Former SUNY Cortland psychology professor and program organizer Bill Hopkins said Tuesday the Memory Cafe program has grown rapidly since starting in October.
“(It’s been) phenomenal because of the community support we’ve been getting,” Hopkins said. “The word is getting out.”
For example, the Cortland Community Center has served as the regular meet-up place for the Memory Cafe. But on Tuesday, the group opted for a change of scenery and had a picnic at Durkee Park in the village of Homer.
The regular attendees of the Memory Cafe program were joined by people from the Brewster House assisted living facility in Homer.
Residents from Walden Place assisted living facility in Cortlandville will be participating in the program in August.

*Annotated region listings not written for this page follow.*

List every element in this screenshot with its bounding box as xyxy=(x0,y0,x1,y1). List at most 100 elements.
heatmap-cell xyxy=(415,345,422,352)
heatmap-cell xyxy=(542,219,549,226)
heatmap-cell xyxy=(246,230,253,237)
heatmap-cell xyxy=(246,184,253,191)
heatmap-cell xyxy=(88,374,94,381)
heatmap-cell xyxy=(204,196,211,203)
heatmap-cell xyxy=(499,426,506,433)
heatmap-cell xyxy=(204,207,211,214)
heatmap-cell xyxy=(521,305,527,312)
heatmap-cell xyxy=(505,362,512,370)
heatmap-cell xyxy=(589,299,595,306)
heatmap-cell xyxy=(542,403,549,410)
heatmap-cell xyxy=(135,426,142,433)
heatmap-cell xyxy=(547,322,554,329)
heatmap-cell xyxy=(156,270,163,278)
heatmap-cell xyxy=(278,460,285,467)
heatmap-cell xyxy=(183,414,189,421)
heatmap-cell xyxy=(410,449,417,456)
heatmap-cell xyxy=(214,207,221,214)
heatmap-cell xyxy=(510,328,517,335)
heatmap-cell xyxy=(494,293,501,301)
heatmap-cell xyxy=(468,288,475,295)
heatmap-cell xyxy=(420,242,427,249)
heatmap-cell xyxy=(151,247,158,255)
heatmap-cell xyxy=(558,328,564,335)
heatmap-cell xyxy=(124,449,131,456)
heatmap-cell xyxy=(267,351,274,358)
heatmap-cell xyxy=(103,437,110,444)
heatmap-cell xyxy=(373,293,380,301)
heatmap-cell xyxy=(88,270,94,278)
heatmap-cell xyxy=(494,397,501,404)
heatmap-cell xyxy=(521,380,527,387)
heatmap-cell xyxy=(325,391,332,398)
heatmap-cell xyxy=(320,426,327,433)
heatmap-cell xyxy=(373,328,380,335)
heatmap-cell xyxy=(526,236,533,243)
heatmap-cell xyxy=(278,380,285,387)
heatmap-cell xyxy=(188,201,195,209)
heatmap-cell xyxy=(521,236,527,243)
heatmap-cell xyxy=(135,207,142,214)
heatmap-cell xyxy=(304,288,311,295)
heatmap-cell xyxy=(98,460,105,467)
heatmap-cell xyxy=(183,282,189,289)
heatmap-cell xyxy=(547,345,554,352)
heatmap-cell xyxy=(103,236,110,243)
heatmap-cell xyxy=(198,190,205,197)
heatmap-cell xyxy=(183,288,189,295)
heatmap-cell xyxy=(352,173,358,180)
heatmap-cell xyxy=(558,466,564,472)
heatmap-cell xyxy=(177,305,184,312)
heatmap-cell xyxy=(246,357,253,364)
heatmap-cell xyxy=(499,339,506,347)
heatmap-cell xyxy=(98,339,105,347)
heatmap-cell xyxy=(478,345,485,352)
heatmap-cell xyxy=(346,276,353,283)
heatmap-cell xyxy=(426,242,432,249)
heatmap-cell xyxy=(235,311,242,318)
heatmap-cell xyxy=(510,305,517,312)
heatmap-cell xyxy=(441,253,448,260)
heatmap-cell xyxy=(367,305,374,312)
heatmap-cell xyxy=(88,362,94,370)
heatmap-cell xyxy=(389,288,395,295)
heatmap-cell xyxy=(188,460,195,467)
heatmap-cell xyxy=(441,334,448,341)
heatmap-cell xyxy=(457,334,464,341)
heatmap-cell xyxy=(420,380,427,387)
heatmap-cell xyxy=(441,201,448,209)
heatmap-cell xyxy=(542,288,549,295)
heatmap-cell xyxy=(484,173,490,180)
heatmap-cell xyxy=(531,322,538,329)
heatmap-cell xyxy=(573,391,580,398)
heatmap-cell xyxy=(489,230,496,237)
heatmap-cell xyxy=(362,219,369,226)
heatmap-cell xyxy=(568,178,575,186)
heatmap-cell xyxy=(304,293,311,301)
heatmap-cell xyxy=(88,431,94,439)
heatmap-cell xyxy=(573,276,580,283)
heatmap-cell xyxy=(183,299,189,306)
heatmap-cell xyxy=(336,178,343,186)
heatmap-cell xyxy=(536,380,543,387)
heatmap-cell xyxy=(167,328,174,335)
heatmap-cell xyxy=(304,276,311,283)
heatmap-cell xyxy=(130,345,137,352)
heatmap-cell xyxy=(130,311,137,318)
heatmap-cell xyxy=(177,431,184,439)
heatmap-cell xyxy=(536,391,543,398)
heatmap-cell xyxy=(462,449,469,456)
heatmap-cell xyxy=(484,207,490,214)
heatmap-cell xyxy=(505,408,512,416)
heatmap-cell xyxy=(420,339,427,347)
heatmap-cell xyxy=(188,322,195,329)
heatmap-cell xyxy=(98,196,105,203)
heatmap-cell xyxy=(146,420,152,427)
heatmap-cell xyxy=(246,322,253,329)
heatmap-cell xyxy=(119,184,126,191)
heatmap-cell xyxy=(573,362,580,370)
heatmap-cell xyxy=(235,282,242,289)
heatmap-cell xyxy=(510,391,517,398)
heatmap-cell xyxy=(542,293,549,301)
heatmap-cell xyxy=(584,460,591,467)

“I can’t keep up with the enthusiasm that people have that want to be part of this,” Hopkins said.
One of those people is Cortland resident Carol Crannage, who said she was invited to attend a meeting three months ago. She volunteered, finding the Memory Cafe to not only to be a productive use of her time, but beneficial for others.
“I fell in love with everybody,” Crannage said. “I’ll continue doing this. There’s a lot of people out there who need help and entertainment. I love it.”
Groton resident Maria Cotterill has been attending the Memory Cafe with her father, Garry Davidson, since it began.
Cotterill said as a caretaker, the Memory Cafe has been a great resource as she gets feedback from knowledgeable people who can — and want — to help.
“Sometimes you have questions,” Cotterill said. “The people who volunteer their time — they’ve been caretakers, they’ve been nurses. They offer so much. There’s a feeling of being welcome. It’s just encouraging and people are always friendly.”
It helps that her father, Davidson, enjoys the Memory Cafe each month, too.
“I look forward to this,” Davidson said. “I like it because it’s so much fun. The people are great. I enjoy it. It’s beautiful.”
Hopkins said things are going so well that the Memory Cafe is considering doing more activities like field trips in the future, but there are small yet significant plans he hopes to get going for the short term, like teaching people how to use the internet.
To accomplish this, they have already enlisted a couple of local high school students and interns from SUNY Cortland and Tompkins Cortland Community College — and volunteers from the community — to help with the Memory Cafe.
From the participants to the organizers and volunteers, everyone said the good the Memory Cafe seems to be doing for people is just as exciting to be a part of as it is to watch. Hopkins said he encouraged more people to get involved and to experience it for themselves.
“You can just feel the energy,” he said. “It’s hard to measure it, but you know it’s there.”